ある意味で、色々と恥ずかしい体験を味わってますわん。
幸いなのは、まだ大便をもようしていないことぐらいだろう。だが、それも時間の問題だ。食事を取ってれば時期に大便だってもようするだろう。
その時スバルちゃんは、俺の大便を手伝ってくれるのだろうか?
それより何より、俺は彼女の前で大便をヒリキだせるのだろうか?
正直なところ自信が無い。
何せ今まで女性の前で大便なんてしたことないからな。そんな卑猥で下品な趣味は持ち合わせていないのだ。
もしもスバルちゃんの前で大便をしたら、彼女は俺を受け入れてくれるだろうか?
それより俺の大便をオマルで受け止めてくれるだろうか?
分からない……。でも、これは、チャレンジしてみるしか無いだろう。
怖い……。

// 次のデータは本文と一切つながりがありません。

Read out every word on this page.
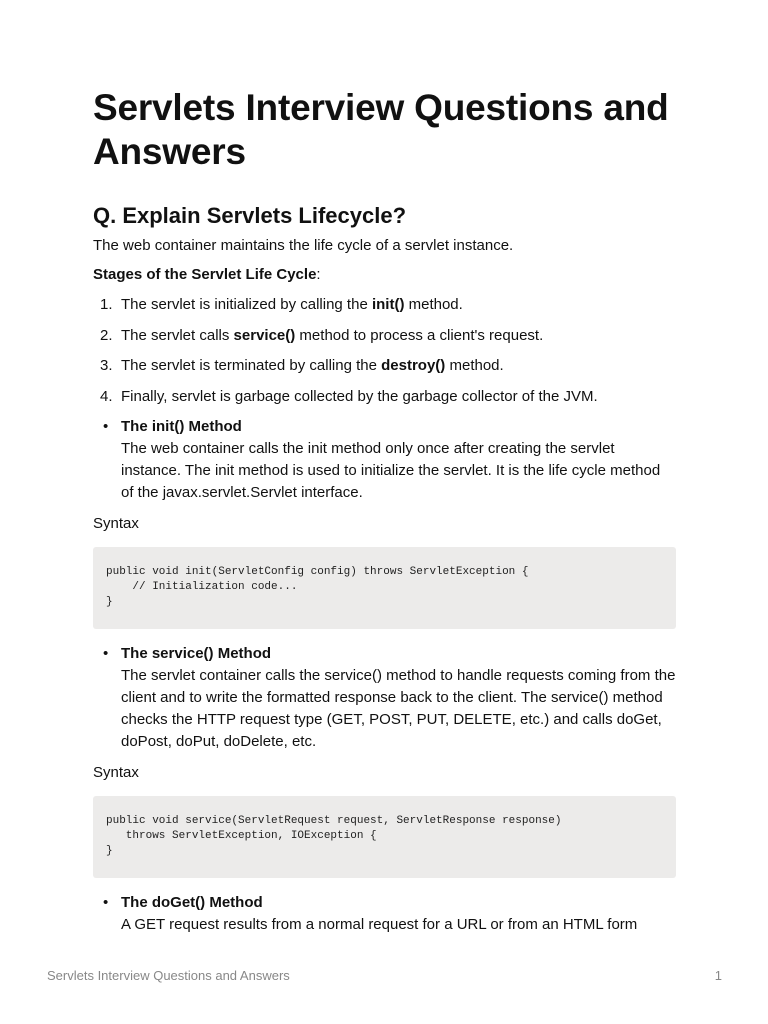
Servlets Interview Questions and Answers
Q. Explain Servlets Lifecycle?

The web container maintains the life cycle of a servlet instance.

Stages of the Servlet Life Cycle:

1. The servlet is initialized by calling the init() method.
2. The servlet calls service() method to process a client's request.
3. The servlet is terminated by calling the destroy() method.
4. Finally, servlet is garbage collected by the garbage collector of the JVM.
• The init() Method
The web container calls the init method only once after creating the servlet instance. The init method is used to initialize the servlet. It is the life cycle method of the javax.servlet.Servlet interface.

Syntax

public void init(ServletConfig config) throws ServletException {
// Initialization code...
}
• The service() Method
The servlet container calls the service() method to handle requests coming from the client and to write the formatted response back to the client. The service() method checks the HTTP request type (GET, POST, PUT, DELETE, etc.) and calls doGet, doPost, doPut, doDelete, etc.

Syntax

public void service(ServletRequest request, ServletResponse response)
throws ServletException, IOException {
}
• The doGet() Method
A GET request results from a normal request for a URL or from an HTML form
Servlets Interview Questions and Answers	1
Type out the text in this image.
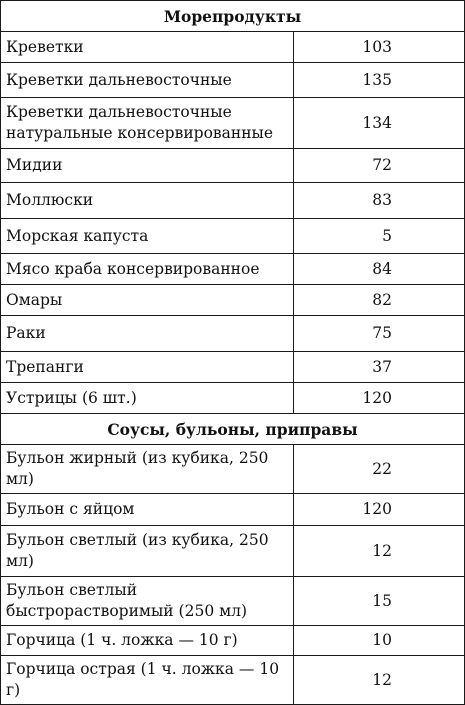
Морепродукты	
Креветки	103
Креветки дальневосточные	135
Креветки дальневосточные натуральные консервированные	134
Мидии	72
Моллюски	83
Морская капуста	5
Мясо краба консервированное	84
Омары	82
Раки	75
Трепанги	37
Устрицы (6 шт.)	120
Соусы, бульоны, приправы	
Бульон жирный (из кубика, 250 мл)	22
Бульон с яйцом	120
Бульон светлый (из кубика, 250 мл)	12
Бульон светлый быстрорастворимый (250 мл)	15
Горчица (1 ч. ложка — 10 г)	10
Горчица острая (1 ч. ложка — 10 г)	12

嫌われたらどうしようかな……。
ここはスーパーヒーリングルビーを試してみるか?
それで傷が全回するなら幸いだ。
でも、スーパーヒーリングルビーでも傷が癒えなければ、レアなマジックアイテムが勿体無い。何せルビーは使い捨てだからな。
しかも二つ在るうちの一つは先日の戦いで落としてしまった。紛失してしまったのだ。ここはやはり一ヶ月は大人しく怠惰を満喫しようかな。
スバルちゃんが言ってくれた通り、俺の大便を受け止めることに抵抗が無ければ儲け物だしな。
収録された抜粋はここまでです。